Green scentbark
- Conservation status: Endangered (IUCN 3.1)

Scientific classification
- Kingdom: Plantae
- Clade: Tracheophytes
- Clade: Angiosperms
- Clade: Eudicots
- Clade: Rosids
- Order: Myrtales
- Family: Myrtaceae
- Genus: Eucalyptus
- Species: E. fulgens
- Binomial name: Eucalyptus fulgens Rule

= Eucalyptus fulgens =

- Genus: Eucalyptus
- Species: fulgens
- Authority: Rule
- Conservation status: EN

Species of eucalyptus

Eucalyptus fulgens, commonly known as green scentbark, is a small to medium-sized tree that is endemic to Victoria, Australia.

==Description==
Eucalyptus fulgens is a tree that typically grows to a height of 20 m and forms a lignotuber. It has thick, fibrous dark grey bark on the trunk and larger branches, sometimes smooth bark on the thin branches. Young plants have sessile or shortly petiolate, elliptical to lance-shaped leaves that are 40-105 mm long, 18-35 mm wide. Adult leaves are lance-shaped to curved, the same glossy green on both sides, 90-245 mm long, 13-40 mm wide on a petiole 10-35 mm long.
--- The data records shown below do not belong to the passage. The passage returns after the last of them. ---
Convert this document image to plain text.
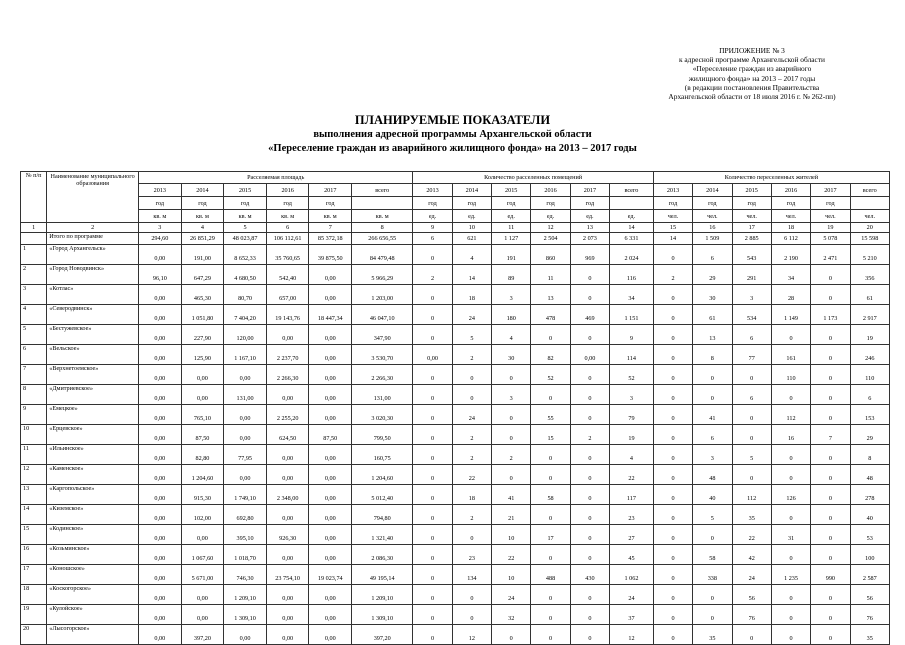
ПРИЛОЖЕНИЕ № 3
к адресной программе Архангельской области
«Переселение граждан из аварийного
жилищного фонда» на 2013 – 2017 годы
(в редакции постановления Правительства
Архангельской области от 18 июля 2016 г. № 262-пп)
ПЛАНИРУЕМЫЕ ПОКАЗАТЕЛИ
выполнения адресной программы Архангельской области
«Переселение граждан из аварийного жилищного фонда» на 2013 – 2017 годы
№ п/п	Наименование муниципального образования	Расселяемая площадь						Количество расселенных помещений						Количество переселенных жителей					
		2013	2014	2015	2016	2017	всего	2013	2014	2015	2016	2017	всего	2013	2014	2015	2016	2017	всего
		год	год	год	год	год		год	год	год	год	год		год	год	год	год	год	
		кв. м	кв. м	кв. м	кв. м	кв. м	кв. м	ед.	ед.	ед.	ед.	ед.	ед.	чел.	чел.	чел.	чел.	чел.	чел.
1	2	3	4	5	6	7	8	9	10	11	12	13	14	15	16	17	18	19	20
	Итого по программе	294,60	26 851,29	48 023,87	106 112,61	85 372,18	266 656,55	6	621	1 127	2 504	2 073	6 331	14	1 509	2 885	6 112	5 078	15 598
1	«Город Архангельск»	0,00	191,00	8 652,33	35 760,65	39 875,50	84 479,48	0	4	191	860	969	2 024	0	6	543	2 190	2 471	5 210
2	«Город Новодвинск»	96,10	647,29	4 680,50	542,40	0,00	5 966,29	2	14	89	11	0	116	2	29	291	34	0	356
3	«Котлас»	0,00	465,30	80,70	657,00	0,00	1 203,00	0	18	3	13	0	34	0	30	3	28	0	61
4	«Северодвинск»	0,00	1 051,80	7 404,20	19 143,76	18 447,34	46 047,10	0	24	180	478	469	1 151	0	61	534	1 149	1 173	2 917
5	«Бестужевское»	0,00	227,90	120,00	0,00	0,00	347,90	0	5	4	0	0	9	0	13	6	0	0	19
6	«Вельское»	0,00	125,90	1 167,10	2 237,70	0,00	3 530,70	0,00	2	30	82	0,00	114	0	8	77	161	0	246
7	«Верхнетоемское»	0,00	0,00	0,00	2 266,30	0,00	2 266,30	0	0	0	52	0	52	0	0	0	110	0	110
8	«Дмитриевское»	0,00	0,00	131,00	0,00	0,00	131,00	0	0	3	0	0	3	0	0	6	0	0	6
9	«Емецкое»	0,00	765,10	0,00	2 255,20	0,00	3 020,30	0	24	0	55	0	79	0	41	0	112	0	153
10	«Ерцевское»	0,00	87,50	0,00	624,50	87,50	799,50	0	2	0	15	2	19	0	6	0	16	7	29
11	«Ильинское»	0,00	82,80	77,95	0,00	0,00	160,75	0	2	2	0	0	4	0	3	5	0	0	8
12	«Каменское»	0,00	1 204,60	0,00	0,00	0,00	1 204,60	0	22	0	0	0	22	0	48	0	0	0	48
13	«Каргопольское»	0,00	915,30	1 749,10	2 348,00	0,00	5 012,40	0	18	41	58	0	117	0	40	112	126	0	278
14	«Киземское»	0,00	102,00	692,80	0,00	0,00	794,80	0	2	21	0	0	23	0	5	35	0	0	40
15	«Кодинское»	0,00	0,00	395,10	926,30	0,00	1 321,40	0	0	10	17	0	27	0	0	22	31	0	53
16	«Козьминское»	0,00	1 067,60	1 018,70	0,00	0,00	2 086,30	0	23	22	0	0	45	0	58	42	0	0	100
17	«Коношское»	0,00	5 671,00	746,30	23 754,10	19 023,74	49 195,14	0	134	10	488	430	1 062	0	338	24	1 235	990	2 587
18	«Коскогорское»	0,00	0,00	1 209,10	0,00	0,00	1 209,10	0	0	24	0	0	24	0	0	56	0	0	56
19	«Кулойское»	0,00	0,00	1 309,10	0,00	0,00	1 309,10	0	0	32	0	0	37	0	0	76	0	0	76
20	«Лысогорское»	0,00	397,20	0,00	0,00	0,00	397,20	0	12	0	0	0	12	0	35	0	0	0	35
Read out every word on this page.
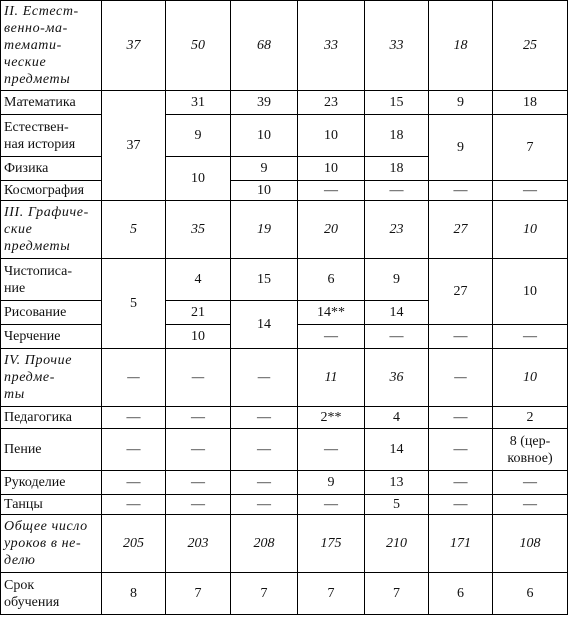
II. Естест-
венно-ма-
темати-
ческие
предметы	37	50	68	33	33	18	25
Математика	37	31	39	23	15	9	18
Естествен-
ная история		9	10	10	18	9	7
Физика		10	9	10	18		
Космография			10	—	—	—	—
III. Графиче-
ские
предметы	5	35	19	20	23	27	10
Чистописа-
ние	5	4	15	6	9	27	10
Рисование		21	14	14**	14		
Черчение		10		—	—	—	—
IV. Прочие
предме-
ты	—	—	—	11	36	—	10
Педагогика	—	—	—	2**	4	—	2
Пение	—	—	—	—	14	—	8 (цер-
ковное)
Рукоделие	—	—	—	9	13	—	—
Танцы	—	—	—	—	5	—	—
Общее число
уроков в не-
делю	205	203	208	175	210	171	108
Срок
обучения	8	7	7	7	7	6	6
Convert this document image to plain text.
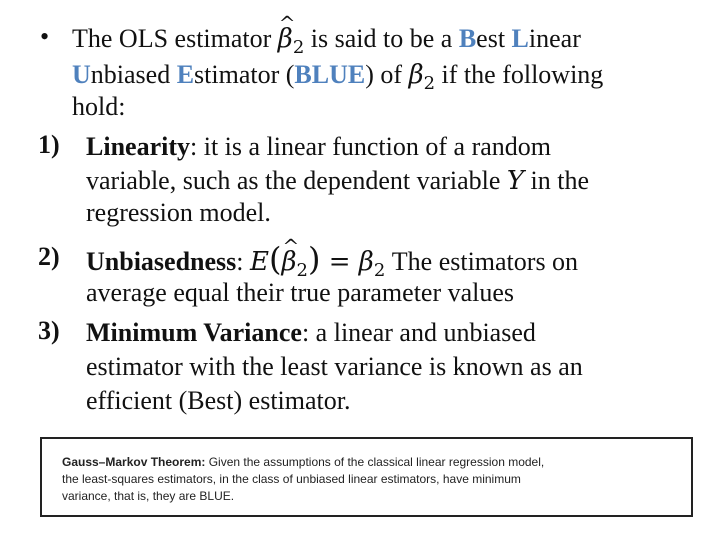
• The OLS estimator ^ $\beta_2$ is said to be a Best Linear
Unbiased Estimator (BLUE) of $\beta_2$ if the following
hold:
1) Linearity: it is a linear function of a random
variable, such as the dependent variable Y in the
regression model.
2) Unbiasedness: E(^ $\beta_2) = \beta_2$ The estimators on
average equal their true parameter values
3) Minimum Variance: a linear and unbiased
estimator with the least variance is known as an
efficient (Best) estimator.
Gauss–Markov Theorem: Given the assumptions of the classical linear regression model,
the least-squares estimators, in the class of unbiased linear estimators, have minimum
variance, that is, they are BLUE.
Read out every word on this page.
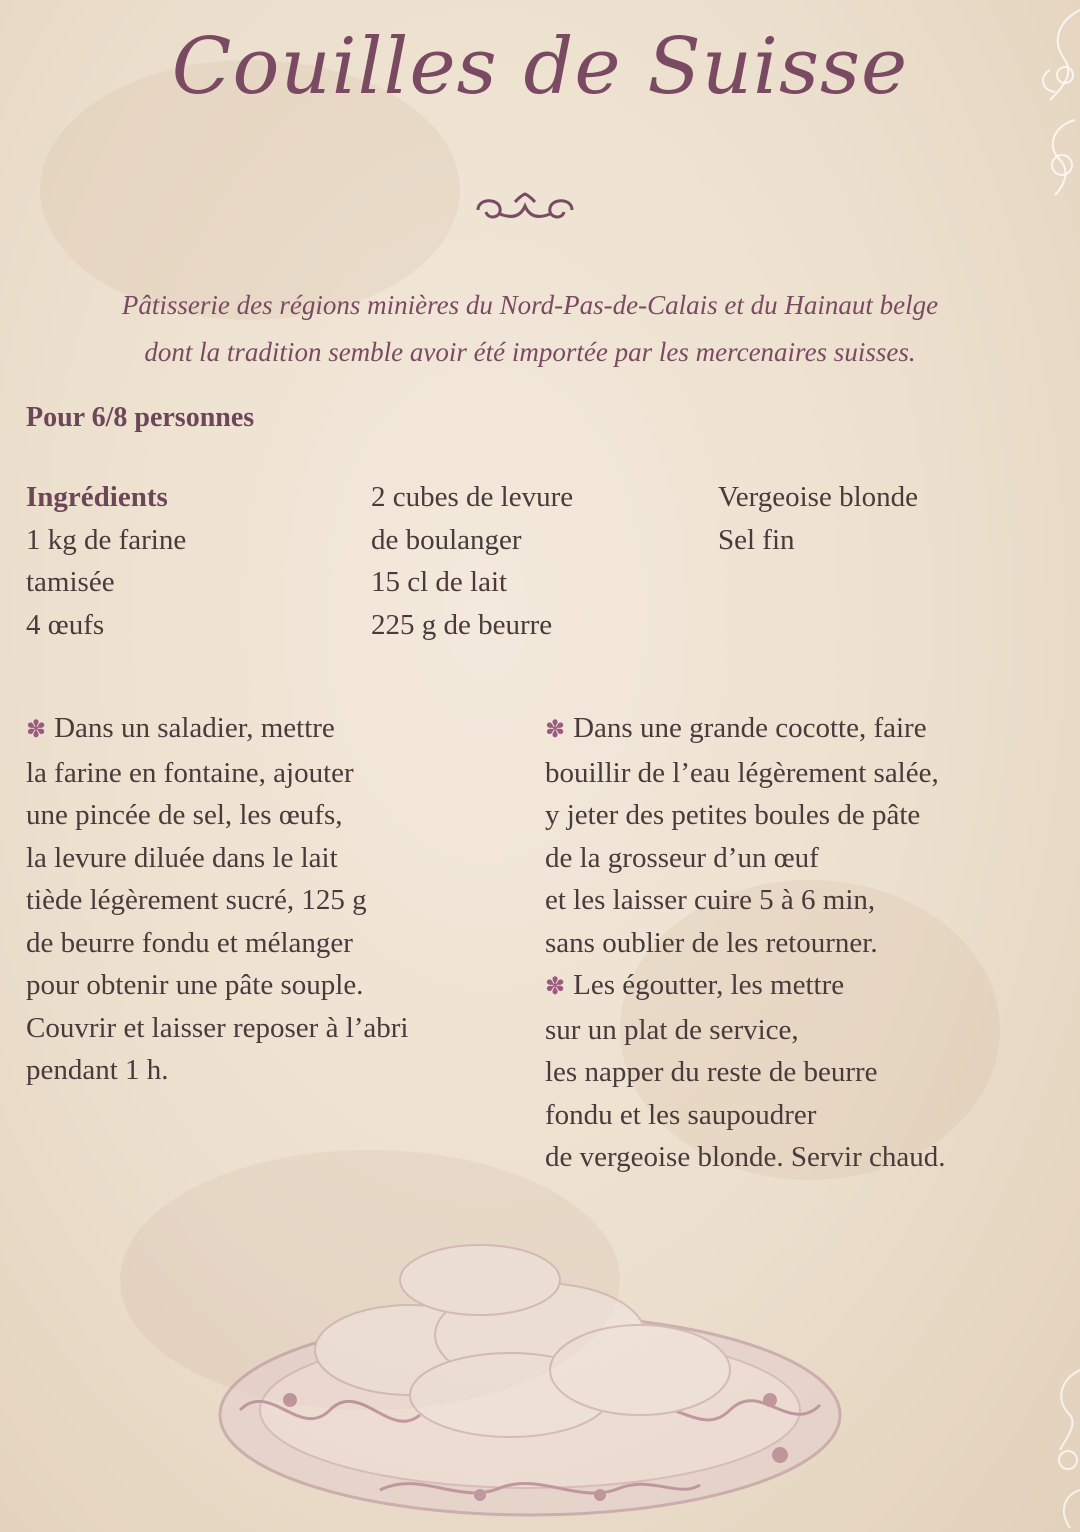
Couilles de Suisse
Pâtisserie des régions minières du Nord-Pas-de-Calais et du Hainaut belge
dont la tradition semble avoir été importée par les mercenaires suisses.
Pour 6/8 personnes
Ingrédients
1 kg de farine
tamisée
4 œufs
2 cubes de levure
de boulanger
15 cl de lait
225 g de beurre
Vergeoise blonde
Sel fin
✽ Dans un saladier, mettre
la farine en fontaine, ajouter
une pincée de sel, les œufs,
la levure diluée dans le lait
tiède légèrement sucré, 125 g
de beurre fondu et mélanger
pour obtenir une pâte souple.
Couvrir et laisser reposer à l’abri
pendant 1 h.
✽ Dans une grande cocotte, faire
bouillir de l’eau légèrement salée,
y jeter des petites boules de pâte
de la grosseur d’un œuf
et les laisser cuire 5 à 6 min,
sans oublier de les retourner.
✽ Les égoutter, les mettre
sur un plat de service,
les napper du reste de beurre
fondu et les saupoudrer
de vergeoise blonde. Servir chaud.
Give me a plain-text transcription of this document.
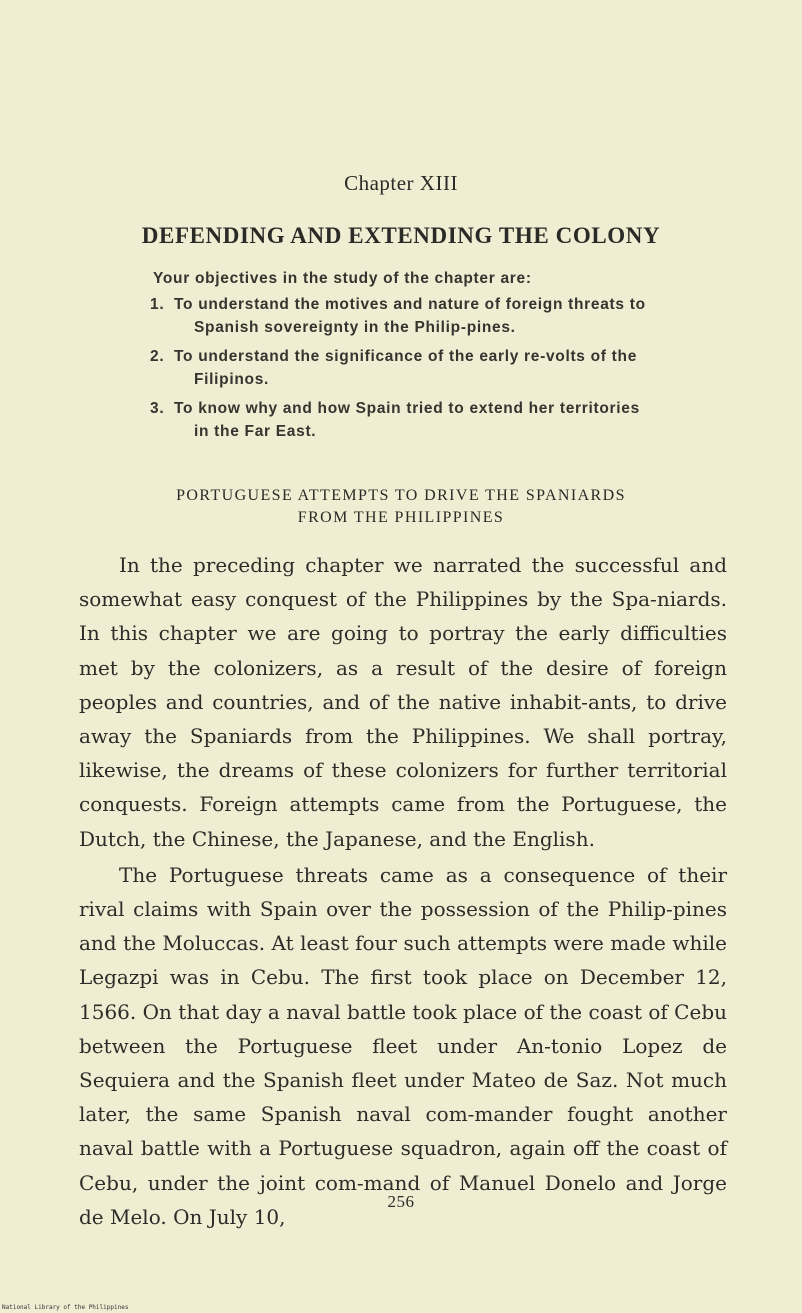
Chapter XIII
DEFENDING AND EXTENDING THE COLONY
Your objectives in the study of the chapter are:
1. To understand the motives and nature of foreign threats to Spanish sovereignty in the Philip-pines.
2. To understand the significance of the early re-volts of the Filipinos.
3. To know why and how Spain tried to extend her territories in the Far East.
PORTUGUESE ATTEMPTS TO DRIVE THE SPANIARDS
FROM THE PHILIPPINES

In the preceding chapter we narrated the successful and somewhat easy conquest of the Philippines by the Spa-niards. In this chapter we are going to portray the early difficulties met by the colonizers, as a result of the desire of foreign peoples and countries, and of the native inhabit-ants, to drive away the Spaniards from the Philippines. We shall portray, likewise, the dreams of these colonizers for further territorial conquests. Foreign attempts came from the Portuguese, the Dutch, the Chinese, the Japanese, and the English.

The Portuguese threats came as a consequence of their rival claims with Spain over the possession of the Philip-pines and the Moluccas. At least four such attempts were made while Legazpi was in Cebu. The first took place on December 12, 1566. On that day a naval battle took place of the coast of Cebu between the Portuguese fleet under An-tonio Lopez de Sequiera and the Spanish fleet under Mateo de Saz. Not much later, the same Spanish naval com-mander fought another naval battle with a Portuguese squadron, again off the coast of Cebu, under the joint com-mand of Manuel Donelo and Jorge de Melo. On July 10,

256
National Library of the Philippines
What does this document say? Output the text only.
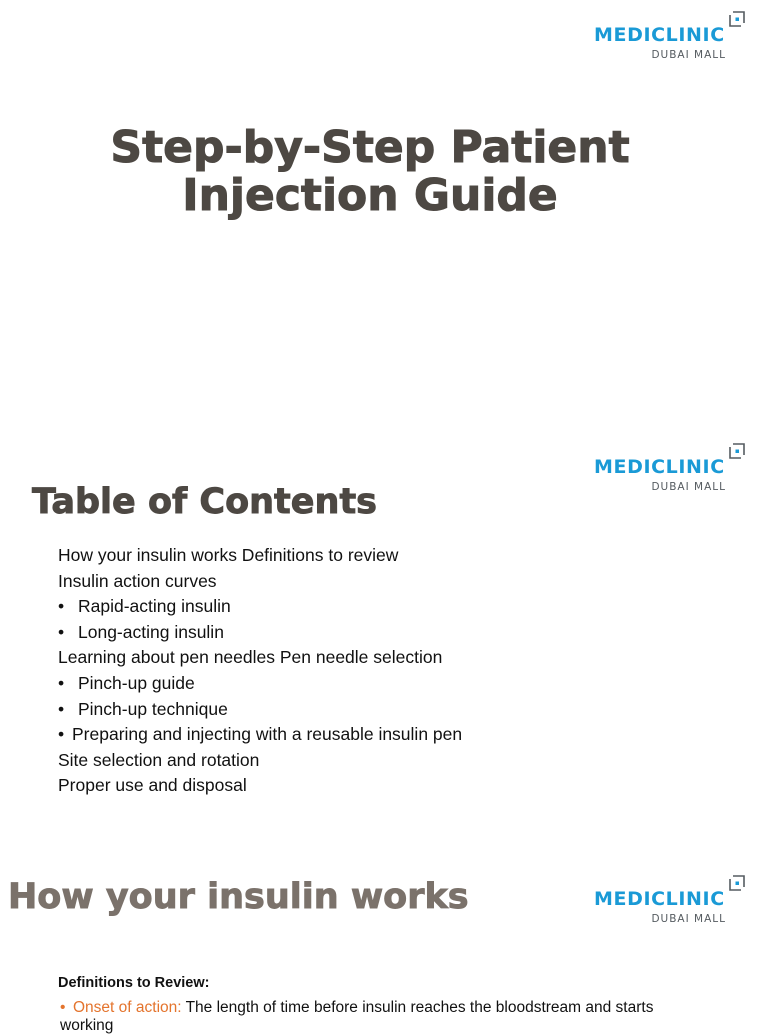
MEDICLINIC
DUBAI MALL
Step-by-Step Patient
Injection Guide
MEDICLINIC
DUBAI MALL
Table of Contents
How your insulin works Definitions to review
Insulin action curves
• Rapid-acting insulin
• Long-acting insulin
Learning about pen needles Pen needle selection
• Pinch-up guide
• Pinch-up technique
• Preparing and injecting with a reusable insulin pen
Site selection and rotation
Proper use and disposal
MEDICLINIC
DUBAI MALL
How your insulin works

Definitions to Review:

• Onset of action: The length of time before insulin reaches the bloodstream and starts working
The flower buds are arranged in leaf axils on an unbranched peduncle 2-9 mm long, the individual buds on pedicels 2-4 mm long. Mature buds are oval to spindle-shaped, 4-6 mm long, 3-4 mm wide with a conical operculum. Flowering occurs in autumn and the flowers are white. The fruit is a woody, hemispherical or cup-shaped capsule 3-4 mm long, 4-6 mm wide with the valves near rim level or slightly beyond.

==Taxonomy and naming==
Eucalyptus fulgens was first formally described in 1996 by Kevin James Rule in the journal Muelleria, from a specimen he collected from Upper Beaconsfield. The specific epithet (fulgens) is derived from a Latin word alluding to the lustrous appearance of the adult leaves.

==Distribution and habitat==
This eucalypt grows in heavy soils over sandstone between Healesville, Woori Yallock and Driffield in the Latrobe Valley.

==Use in horticulture==
This species is suitable as a shade tree for moist, but not wet areas and is bird and butterfly attracting.